How we build and operate the Keboola data platform
MySQL Performance Vojtěch Biberle 9 min read

Improving MySQL Performance with Table Partitioning

This is the story of how we tackled challenges with MySQL performance, why traditional solutions didn't suffice, and how we ultimately leveraged table partitioning to efficiently manage our large datasets without causing downtime.

Introduction

At Keboola, we've been managing sizable MySQL tables since the beginning days of MySQL 5. Over the years, we've watched some of these tables grow rapidly, especially the table storing our job records, which was exceptionally data hungry. We faced significant issues with this massive table, particularly with query performance and its extensive disk space consumption.

Jump to our solution.

The Issue

Background

Our platform relies on a MySQL table to track jobs running within the system. With thousands of new jobs added every hour, the table's size began to balloon rapidly. Over time, it grew to approximately 300 GB, and multiple tables of similar size exist across our stacks. This sheer volume of data led to significant storage concerns:

  • Slow Queries: Certain relatively basic SELECT queries took several seconds to execute, impacting user experience and system efficiency. In addition, almost any WHERE condition outside of a few optimized ones could easily lead to query execution times of several minutes.
  • Storage Constraints: The table consumed substantial disk space, highlighting the need for more effective storage management.
  • Maintenance Challenges: Operations like deleting old records became impractically slow due to the table's size.

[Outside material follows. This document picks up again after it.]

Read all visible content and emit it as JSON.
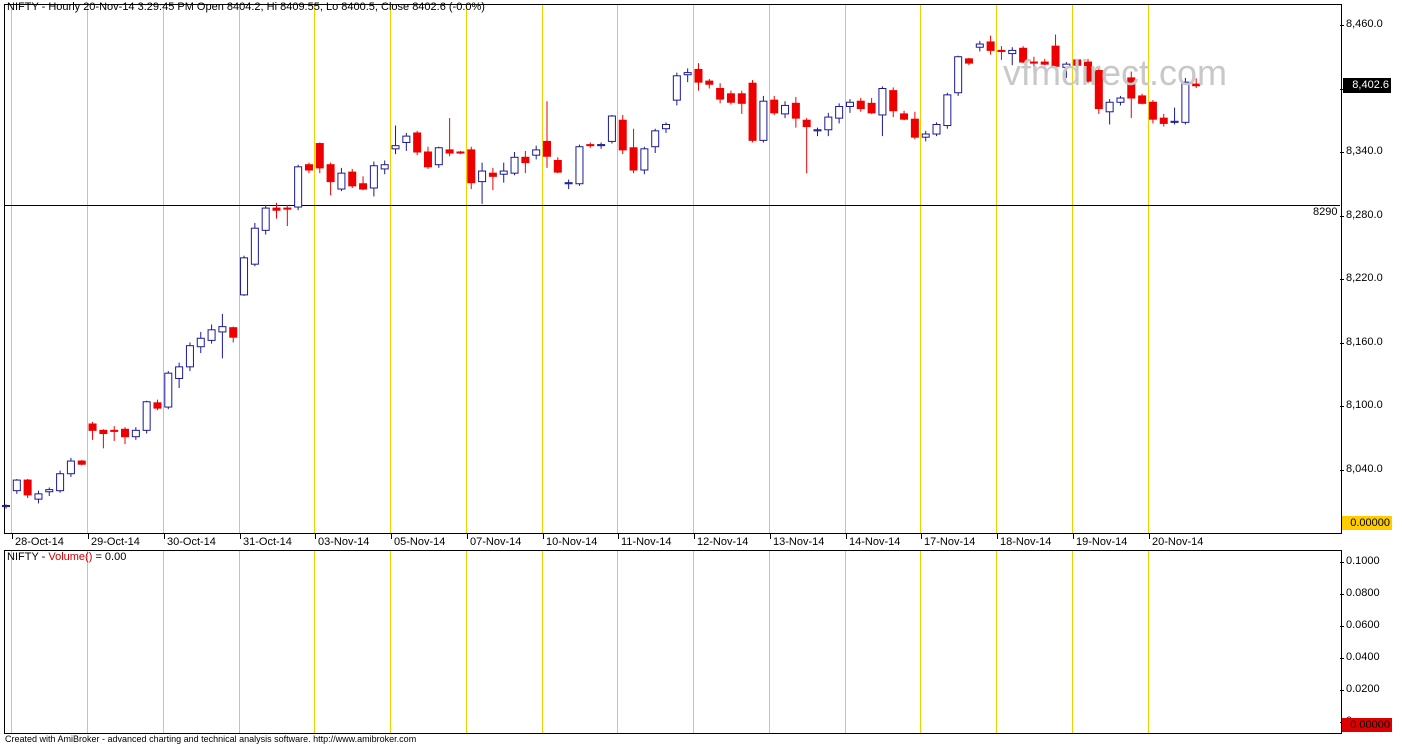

We also realized that historical data was not needed for more than three months. Much of the data we accumulated for years had become useless to us. Consequently, efficient data purging became extremely important to free up space and reduce maintenance overhead.

We needed a strategy to shrink the table size, delete old job events, and optimize performance without causing service interruptions.

How It Started

The table in question was originally introduced back in 2018, when we were using MySQL 5. At that time, features like ALGORITHM=INPLACE were unavailable, limiting our ability to modify tables without significant downtime. Adding new columns to an existing table was challenging due to the lack of online Data Definition Language (DDL) support in MySQL 5.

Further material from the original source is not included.